Он кашлянул. Она продолжала читать и механическим движением наворачивала прядь светлых волос на указательный палец.
- Не читайте на солнцепеке! - не выдержав, сказал ей Петр Ильич.
Она чуть вздрогнула, подняла на него глаза. Какую-то долю секунды лицо ее было по ту сторону реальности, в странице, от которой она только что оторвалась.
Его окрик был для нее неожиданным, ее лицо не успело подобраться. Оно выразило сперва изумление, потом любопытство и, наконец, отчетливое желание понравиться. Непосредственность этого выражения, которое она не успела скрыть, была почти комической. Первое, что она принялась делать, очнувшись, - это оправлять растрепавшиеся волосы.
Когда девушка выпрямилась, книга свалилась с ее колен, захлопнулась.
Петр Ильич прыснул. Он рассмеялся из-за наивности этого не скрытого женского выражения. Девушка не поняла, над чем он смеется, и несколько потерявшись, стала смеяться в ответ.
Это было одно из тех женских лиц, где все в отдельности вполне нехорошо, а все вместе прелестно.
- О, спасибо, - сказала она. - Я начала читать, когда здесь была тень.
Она подобрала упавшую книгу и легко приподнялась с камня.
Все в ней было изящно - маленькое, легкое тело; платье, должно быть самодельное, очень короткое, обнажавшее стройные ноги; и то движение, в котором она как бы застыла перед незнакомым человеком, - безыскусное и вместе с тем чрезвычайно кокетливое. Девушка выглядела так, словно только того и ждала, чтоб оторваться от книги и с кем-нибудь поболтать.
- Вы только что купались? - спросил Петр Ильич. (Ее влажное полотенце сушилось на камне.)
- О, да… А вы меня, должно быть, видели сверху? На пляже не было ни одного человека.
Он промолчал.
- Когда я одевалась, вы тоже стояли наверху?
- А как же, - поддразнивая ее, ответил Петр Ильич. - В следующий раз вы будете осторожнее.
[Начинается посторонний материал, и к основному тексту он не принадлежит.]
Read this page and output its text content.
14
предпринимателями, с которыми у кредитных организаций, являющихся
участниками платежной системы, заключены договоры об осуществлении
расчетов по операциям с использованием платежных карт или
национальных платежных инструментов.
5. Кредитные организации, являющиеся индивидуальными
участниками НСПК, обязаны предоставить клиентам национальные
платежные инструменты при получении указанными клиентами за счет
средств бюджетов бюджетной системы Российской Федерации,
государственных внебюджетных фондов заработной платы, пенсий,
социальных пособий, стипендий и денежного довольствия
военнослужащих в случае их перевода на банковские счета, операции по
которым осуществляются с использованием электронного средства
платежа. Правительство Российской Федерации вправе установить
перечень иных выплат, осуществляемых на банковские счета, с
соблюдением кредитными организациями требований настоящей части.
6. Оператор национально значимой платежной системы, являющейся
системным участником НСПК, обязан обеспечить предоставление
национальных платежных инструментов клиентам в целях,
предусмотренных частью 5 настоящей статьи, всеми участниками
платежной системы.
Я не хотел, конечно, подглядывать, но… так получилось.
- А когда я отжимала купальный костюм, - ужаснувшись, спросила она, - вы тоже были наверху?
- А как же, - ответил Петр Ильич. - Куда ж мне было деваться?! Ведь я шел к озеру.
Она догадалась, что он шутит, по той смешливой дерзости, с которой он это говорил, но подхватила шутку на лету и ответила:
- Тогда вам предстоит ещё раз увидеть, как я купаюсь. Собиралась домой, но так жарко…
Разговаривая, они шли вниз по тенистой пустынной аллейке. Она размахивала закрытой книгой, сорвав с ветки листок, рассеянно жевала его…
- Вы местная?
- Да, то есть нет… Я учусь в Тарту, приехала на каникулы… К своим старикам.
Она говорила по-русски свободно, с едва уловимым акцентом и особой певучестью, словно бы конец каждой фразы оканчивался вопросом, она разговаривала доверчиво и вместе кокетливо, заглядывая сбоку в лицо Петру Ильичу. Не расспрашивала, откуда он и что делает в парке. Он оценил ее деликатность и не стал говорить о себе.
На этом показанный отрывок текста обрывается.